Un riche affranchi, nommé Cérulus, se disait de condition libre, afin de frauder plus tard les droits du fisc, et commençait même, laissant là son nom, à se faire appeler Lachès ; Vespasien s'écria en grec : «0 Lachès ! Lachès ! quand tu seras mort, tu te retrouveras Cérulus comme devant». Il cherchait surtout la plaisanterie à propos de ses honteuses exactions, afin de couvrir par un trait d'esprit ce qu'elles avaient d'odieux, et d'y attacher le souvenir d'un bon mot. Un de ses serviteurs les plus chers lui demandait une place d'intendant pour quelqu'un qu'il disait être son frère : Vespasien ajourna sa réponse, fit venir l'aspirant lui même ; et s'étant fait donner la somme que celui-ci avait promise à son protecteur, il l'installa sur-le-champ. Lorsque le solliciteur lui en reparla : «Cherchez, lui dit-il, un autre frère ; celui que vous croyiez le vôtre est tout à coup devenu le mien». Ayant vu, dans un de ses voyages, son muletier s'arrêter brusquement pour faire ferrer ses mules, et le soupçonnant d'avoir voulu donner ainsi, à un plaideur dont ils avaient fait rencontre, le temps de lui parler de son affaire, il lui demanda «combien il avait reçu pour les fers», et il se fit payer une partie de la somme. Son fils Titus l'ayant blâmé d'avoir établi un impôt jusque sur l'urine, il lui mit sous le nez le premier argent de cet impôt, et lui demanda «s'il sentait mauvais». Titus ayant répondu que non, «C'est pourtant de l'urine», lui dit Vespasien. Des députés étaient venus lui annoncer que leurs concitoyens lui avaient décerné une statue colossale d'un prix considérable, il dit, en leur montrant le creux de sa main : «Qu'on la pose donc ici, le piédestal est prêt». La crainte même de la mort ni les approches de ce moment fatal ne purent l'empêcher de plaisanter. Entre autres prodiges qui annoncèrent sa fin, le Mausolée s'ouvrit tout à coup, et une étoile chevelue parut dans le ciel : il prétendit que le premier de ces présages regardait Junia Calvina, qui était de la race d'Auguste, et que l'autre concernait le roi des Parthes, qui avait une longue chevelure. Il dit, au début de sa dernière maladie : «Hélas ! je crois que je deviens dieu».

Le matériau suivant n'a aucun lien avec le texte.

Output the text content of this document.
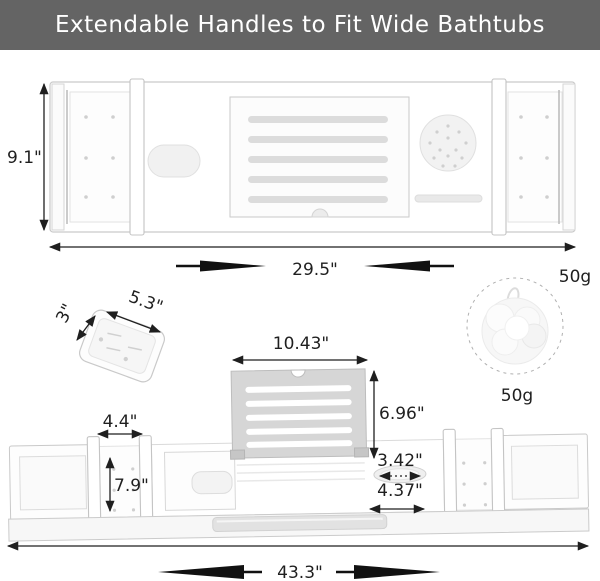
Extendable Handles to Fit Wide Bathtubs
9.1"
29.5"	50g
3"	5.3"
50g
4.4"
7.9"
10.43"
6.96"
3.42"
4.37"
43.3"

XXIV. Il était consul pour la neuvième fois, lorsqu'il ressentit, en Campanie, de légers mouvements de fièvre : il revint sur-le-champ à Rome, d'où il se rendit à Cutilies et dans ses terres de Réate, où il avait coutume de passer l'été. Là, son mal augmenta, grâce à l'usage immodéré de l'eau froide, qui lui détruisit l'estomac. Il n'en remplissait pas moins les devoirs de sa dignité avec autant d'exactitude qu'auparavant : il recevait même au lit les députations qu'on lui envoyait. Mais se sentant tout à coup défaillir à la suite d'un flux de ventre, «un empereur, dit-il, doit mourir debout», et, dans le moment même où il s'efforçait de se lever, il expira entre les bras de ceux qui l'y aidaient, le neuf des calendes de juillet, âgé de soixante-neuf ans sept mois et sept jours.

XXV. Tout le monde s'accorde à dire qu'il avait une telle confiance dans la destinée promise à ses enfants et à lui, que, malgré de fréquentes conspirations formées contre sa vie, il ne craignit pas d'affirmer en plein sénat «qu'il aurait pour successeurs ses fils ou personne». On dit aussi qu'il vit, une fois, en songe une balance suspendue, dans un parfait équilibre, au vestibule du palais, et portant dans l'un des bassins Claude et Néron, dans l'autre lui et ses fils : égalité qui se retrouva dans la supputation des années, puisque la durée des règnes fut la même de part et d'autre.